One thing should be of note with this book is that Strayed's experience is extraordinarily rare. Using guidebooks and having zero experience to hike, this woman completed her mission entirely underplanned. Her boots were too small. She arranged for a friend to send her care packages with twenty dollars at different rest stops; often leaving her with only a few cents in her pocket to get between towns. It's easy to read this and think that she should have been more prepared, but we are living in a different age of technology with cellphones at fingertips. I can't criticize the choices Strayed made, but I think it's a fair warning to those who might be encouraged to read this review to consider your full range of options before trying a trek of this magnitude on your own or with friends. She made plenty of friends and acquaintances along her trip that helped her but many of them are occurrences where her life and physically well-being were in danger. To read her journey from beginning to end, it's almost unimaginable to comprehend how she survived.

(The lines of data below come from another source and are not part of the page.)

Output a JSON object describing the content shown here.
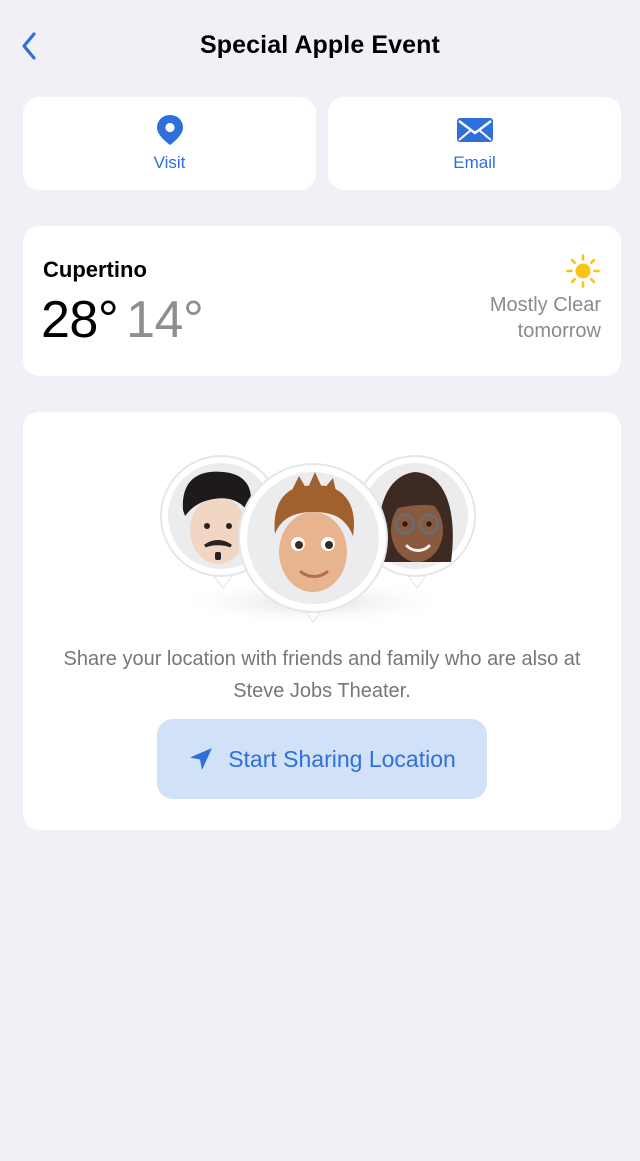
{
  "nav": {
    "title": "Special Apple Event"
  },
  "actions": {
    "visit_label": "Visit",
    "email_label": "Email"
  },
  "weather": {
    "city": "Cupertino",
    "high": "28°",
    "low": "14°",
    "condition_line1": "Mostly Clear",
    "condition_line2": "tomorrow",
    "icon": "sun-icon"
  },
  "share": {
    "description": "Share your location with friends and family who are also at Steve Jobs Theater.",
    "button_label": "Start Sharing Location",
    "avatars": [
      "memoji-left",
      "memoji-center",
      "memoji-right"
    ]
  },
  "colors": {
    "background": "#f1f0f6",
    "card": "#ffffff",
    "accent": "#2f6fdc",
    "button_bg": "#d1e1f8",
    "secondary_text": "#8e8e93",
    "sun": "#f5c518"
  }
}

The most poignant aspect is how Strayed deals with her mother's death and how it led to her abandoning herself through addictions to companionship, sexuality, drugs, and validation. Far from chick lit, or even chick flick, this book is a refreshing memoir and story of a woman who has muddled big time and needs to reconcile all the parts of her life that has become brutally undone. The story is as much as an adventurous trek as it is deep spiritual or personal reflection for Strayed. It easily became one of my favorite books of the year.

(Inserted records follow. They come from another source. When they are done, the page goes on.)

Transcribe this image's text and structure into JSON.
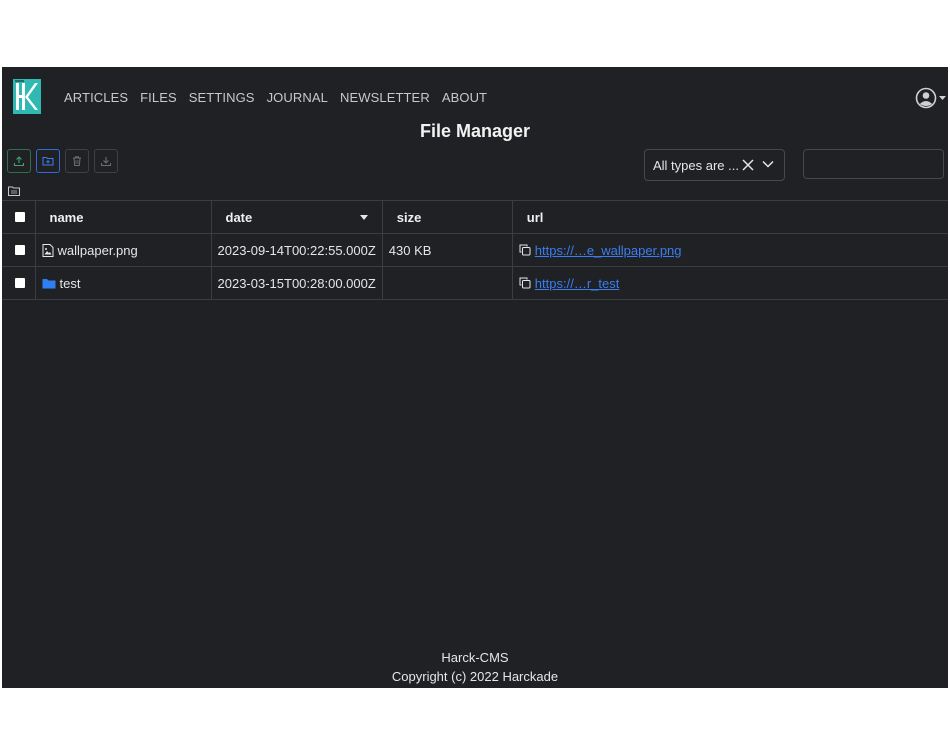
{
  "nav": {
    "links": [
      "ARTICLES",
      "FILES",
      "SETTINGS",
      "JOURNAL",
      "NEWSLETTER",
      "ABOUT"
    ]
  },
  "page": {
    "title": "File Manager"
  },
  "toolbar": {
    "buttons": [
      "upload-icon",
      "new-folder-icon",
      "trash-icon",
      "download-icon"
    ]
  },
  "filter": {
    "selected": "All types are ..."
  },
  "search": {
    "value": "",
    "placeholder": ""
  },
  "table": {
    "columns": [
      "name",
      "date",
      "size",
      "url"
    ],
    "rows": [
      {
        "icon": "image-file-icon",
        "name": "wallpaper.png",
        "date": "2023-09-14T00:22:55.000Z",
        "size": "430 KB",
        "url": "https://…e_wallpaper.png"
      },
      {
        "icon": "folder-icon",
        "name": "test",
        "date": "2023-03-15T00:28:00.000Z",
        "size": "",
        "url": "https://…r_test"
      }
    ]
  },
  "footer": {
    "line1": "Harck-CMS",
    "line2": "Copyright (c) 2022 Harckade"
  },
  "colors": {
    "background": "#202124",
    "link": "#3b7df0",
    "accent_green": "#2f6f4a",
    "accent_blue": "#2f6bd6",
    "logo_teal": "#2fb9b2"
  }
}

Coming to theatres in December 2014 starring Reese Witherspoon, I am so excited to see the adaptation of Wild in the coming months. Directed by Jean-Marc Vallée (The Dallas Buyers Club), and premiering during the Toronto Film Festival, has already garnered the movie rave reviews for Witherspoon. It's coming out on my birthday week, and I can't think of no other way of being excited to see it and go on the quest into the wild...except to plan my own excursion to take one day too.